In GLF, Bob Kohler often made a pitch for the queens: “These people started the riot, they're starving,
do
something for them!” That would usually be greeted by more boos than applause—heavy roleplaying, whether by effeminate queens or by bulldykes, was viewed by many as a residue of the bad old days of trying to win acceptance from heterosexuals by mimicking their dichotomous role-playing. But the influential Lois Hart strongly supported Kohler's position, and indeed urged him to try to get more queens to attend the GLF meetings. Kohler at various times brought along Li'l Orphan Annie (red curls and big eyes), Lola Montez, Hormona, Boom-Boom Santiago, Black Bambi, Nova, and a host of other queens. But only a few had Sylvia's commitment and staying power—were willing, as Kohler puts it, to “tough it through.”
47

Kohler was a member of the Aquarius Cell, the GLF affinity group that organized the dances. He put Sylvia on door duty, where she would sit, usually stoned on speed and brandishing a large butcher knife, fiercely collecting and guarding the money. “Fierce” became the operative word in describing Sylvia. She would throw herself into every meeting, party, or action with such passion that those who insisted on remaining her detractors had to shift their vocabularies: She was no longer Sylvia, the flighty, unreliable queen, but rather Sylvia, the fierce harridan, ready to run any risk and run through any obstacle in order to achieve her frequently shrieked goal of FREEDOM.

Jim Fouratt was one of Sylvia's defenders. In his view, “her instincts were always correct.” Even when she was screwed up on drugs or booze and being abrasively loud, Sylvia had, to Jim's mind, a gut-level understanding of oppression and a willingness to speak her mind that more than made up for her “incorrect” vocabulary, her brazen, bullhorn voice, her inability to shut up. Jim, in general, saw himself as favoring “a revolution that transformed not only society, but roles,” and he could witheringly enunciate a position not far from Jean O'Leary's: “Men dressing up as women to play out roles that men have created to entice and seduce men, has nothing to do with being female.” Yet he felt he understood Sylvia's need for “narcissistic visibility,” for flamboyantly asserting, over and over, a right to exist that she herself had trouble accepting.

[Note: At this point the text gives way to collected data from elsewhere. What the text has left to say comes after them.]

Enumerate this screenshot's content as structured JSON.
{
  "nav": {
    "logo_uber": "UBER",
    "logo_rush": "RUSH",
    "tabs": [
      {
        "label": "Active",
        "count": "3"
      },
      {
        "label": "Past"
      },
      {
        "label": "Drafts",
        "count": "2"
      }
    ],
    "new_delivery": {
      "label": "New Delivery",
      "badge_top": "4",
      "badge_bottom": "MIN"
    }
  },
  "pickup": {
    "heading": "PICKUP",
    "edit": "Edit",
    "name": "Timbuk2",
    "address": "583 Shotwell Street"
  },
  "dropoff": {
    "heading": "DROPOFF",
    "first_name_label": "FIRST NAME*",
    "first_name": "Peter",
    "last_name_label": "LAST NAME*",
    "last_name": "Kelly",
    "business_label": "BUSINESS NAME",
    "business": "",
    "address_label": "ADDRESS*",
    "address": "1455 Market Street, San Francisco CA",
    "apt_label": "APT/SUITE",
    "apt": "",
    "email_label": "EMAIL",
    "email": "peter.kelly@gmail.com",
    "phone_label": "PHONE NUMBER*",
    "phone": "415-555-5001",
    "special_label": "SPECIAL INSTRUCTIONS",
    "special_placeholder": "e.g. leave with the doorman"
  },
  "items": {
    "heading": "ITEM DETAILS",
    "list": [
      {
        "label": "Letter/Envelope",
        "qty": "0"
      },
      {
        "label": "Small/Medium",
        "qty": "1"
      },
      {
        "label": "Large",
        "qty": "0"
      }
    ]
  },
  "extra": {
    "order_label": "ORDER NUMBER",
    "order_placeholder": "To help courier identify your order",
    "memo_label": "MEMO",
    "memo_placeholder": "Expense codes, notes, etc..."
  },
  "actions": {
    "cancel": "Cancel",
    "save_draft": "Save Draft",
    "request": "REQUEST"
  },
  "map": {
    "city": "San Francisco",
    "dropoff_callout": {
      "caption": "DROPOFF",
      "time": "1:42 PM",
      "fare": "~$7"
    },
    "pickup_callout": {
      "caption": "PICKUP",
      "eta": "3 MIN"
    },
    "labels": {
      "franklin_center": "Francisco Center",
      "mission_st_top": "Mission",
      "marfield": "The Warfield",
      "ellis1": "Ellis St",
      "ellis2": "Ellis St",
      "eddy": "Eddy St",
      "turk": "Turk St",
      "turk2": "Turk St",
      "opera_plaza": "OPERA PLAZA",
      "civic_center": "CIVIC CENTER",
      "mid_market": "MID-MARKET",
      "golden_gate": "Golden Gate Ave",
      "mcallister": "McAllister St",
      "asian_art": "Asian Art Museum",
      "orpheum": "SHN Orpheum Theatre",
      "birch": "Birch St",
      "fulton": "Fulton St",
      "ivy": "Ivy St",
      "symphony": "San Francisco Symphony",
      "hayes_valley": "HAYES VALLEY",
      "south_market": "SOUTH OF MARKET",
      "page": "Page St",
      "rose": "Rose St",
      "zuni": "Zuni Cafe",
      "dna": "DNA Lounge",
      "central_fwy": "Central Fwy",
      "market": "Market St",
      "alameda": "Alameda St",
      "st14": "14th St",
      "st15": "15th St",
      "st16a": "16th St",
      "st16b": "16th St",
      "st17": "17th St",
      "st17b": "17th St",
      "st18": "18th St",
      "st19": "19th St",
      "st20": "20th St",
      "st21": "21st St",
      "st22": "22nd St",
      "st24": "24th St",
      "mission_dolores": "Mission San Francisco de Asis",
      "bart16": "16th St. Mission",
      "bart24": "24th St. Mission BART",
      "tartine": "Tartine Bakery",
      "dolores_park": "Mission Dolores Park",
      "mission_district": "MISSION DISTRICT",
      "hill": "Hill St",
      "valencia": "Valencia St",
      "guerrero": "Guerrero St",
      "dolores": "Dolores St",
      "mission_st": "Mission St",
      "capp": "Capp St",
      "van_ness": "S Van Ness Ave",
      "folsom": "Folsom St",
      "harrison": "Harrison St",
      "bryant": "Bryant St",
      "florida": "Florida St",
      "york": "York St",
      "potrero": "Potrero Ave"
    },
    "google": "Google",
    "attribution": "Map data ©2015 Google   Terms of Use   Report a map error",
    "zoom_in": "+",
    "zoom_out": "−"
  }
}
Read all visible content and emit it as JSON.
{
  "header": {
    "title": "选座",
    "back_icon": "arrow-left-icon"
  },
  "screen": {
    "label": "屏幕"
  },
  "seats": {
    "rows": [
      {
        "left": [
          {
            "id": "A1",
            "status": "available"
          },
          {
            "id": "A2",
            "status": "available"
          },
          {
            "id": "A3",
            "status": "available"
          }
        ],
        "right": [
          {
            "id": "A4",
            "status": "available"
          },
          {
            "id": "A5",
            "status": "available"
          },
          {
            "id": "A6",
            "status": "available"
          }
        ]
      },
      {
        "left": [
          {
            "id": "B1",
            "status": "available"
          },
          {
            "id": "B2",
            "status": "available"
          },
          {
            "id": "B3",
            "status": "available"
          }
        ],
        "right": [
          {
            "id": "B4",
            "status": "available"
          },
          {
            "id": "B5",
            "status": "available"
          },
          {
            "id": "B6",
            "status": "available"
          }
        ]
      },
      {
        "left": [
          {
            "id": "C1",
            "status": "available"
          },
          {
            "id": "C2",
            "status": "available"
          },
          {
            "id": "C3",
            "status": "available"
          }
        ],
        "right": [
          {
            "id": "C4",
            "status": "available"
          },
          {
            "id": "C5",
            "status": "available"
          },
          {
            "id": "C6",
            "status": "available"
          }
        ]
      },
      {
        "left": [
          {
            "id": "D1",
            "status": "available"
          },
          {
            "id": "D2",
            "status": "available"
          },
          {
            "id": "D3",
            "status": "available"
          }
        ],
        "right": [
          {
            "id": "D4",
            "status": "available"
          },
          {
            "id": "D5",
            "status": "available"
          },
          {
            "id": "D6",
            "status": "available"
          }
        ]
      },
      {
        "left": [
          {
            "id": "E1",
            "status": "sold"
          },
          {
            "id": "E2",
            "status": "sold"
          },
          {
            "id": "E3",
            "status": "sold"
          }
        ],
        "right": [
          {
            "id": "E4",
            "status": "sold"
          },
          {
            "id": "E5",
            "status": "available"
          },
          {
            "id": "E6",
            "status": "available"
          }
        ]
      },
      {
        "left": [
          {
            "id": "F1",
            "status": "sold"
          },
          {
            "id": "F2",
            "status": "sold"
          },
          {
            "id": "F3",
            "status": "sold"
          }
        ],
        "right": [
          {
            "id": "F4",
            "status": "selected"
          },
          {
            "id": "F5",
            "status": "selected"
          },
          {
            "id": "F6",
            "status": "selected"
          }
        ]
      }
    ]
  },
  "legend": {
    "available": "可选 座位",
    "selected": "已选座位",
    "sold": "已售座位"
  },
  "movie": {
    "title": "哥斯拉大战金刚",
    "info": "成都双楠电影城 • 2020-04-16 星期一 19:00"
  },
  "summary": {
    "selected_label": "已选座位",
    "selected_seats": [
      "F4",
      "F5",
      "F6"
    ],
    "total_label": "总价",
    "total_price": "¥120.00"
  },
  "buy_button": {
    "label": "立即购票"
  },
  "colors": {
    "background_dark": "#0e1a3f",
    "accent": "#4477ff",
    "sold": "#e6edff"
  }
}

Jim was especially impressed with the way Sylvia handled her critics. When attacked by a GLF woman for “showing off” or for “denying her male privilege by pretending to be a woman,” Sylvia would only rarely attack back, would not (like some of the other GLF queens) try stridently to put the woman down as “a jealous bitch.” Instead, Sylvia would try to explain that she was simply being “Sylvia,” a man with a penis who liked to dress up as a woman—it was as untheoretical as that.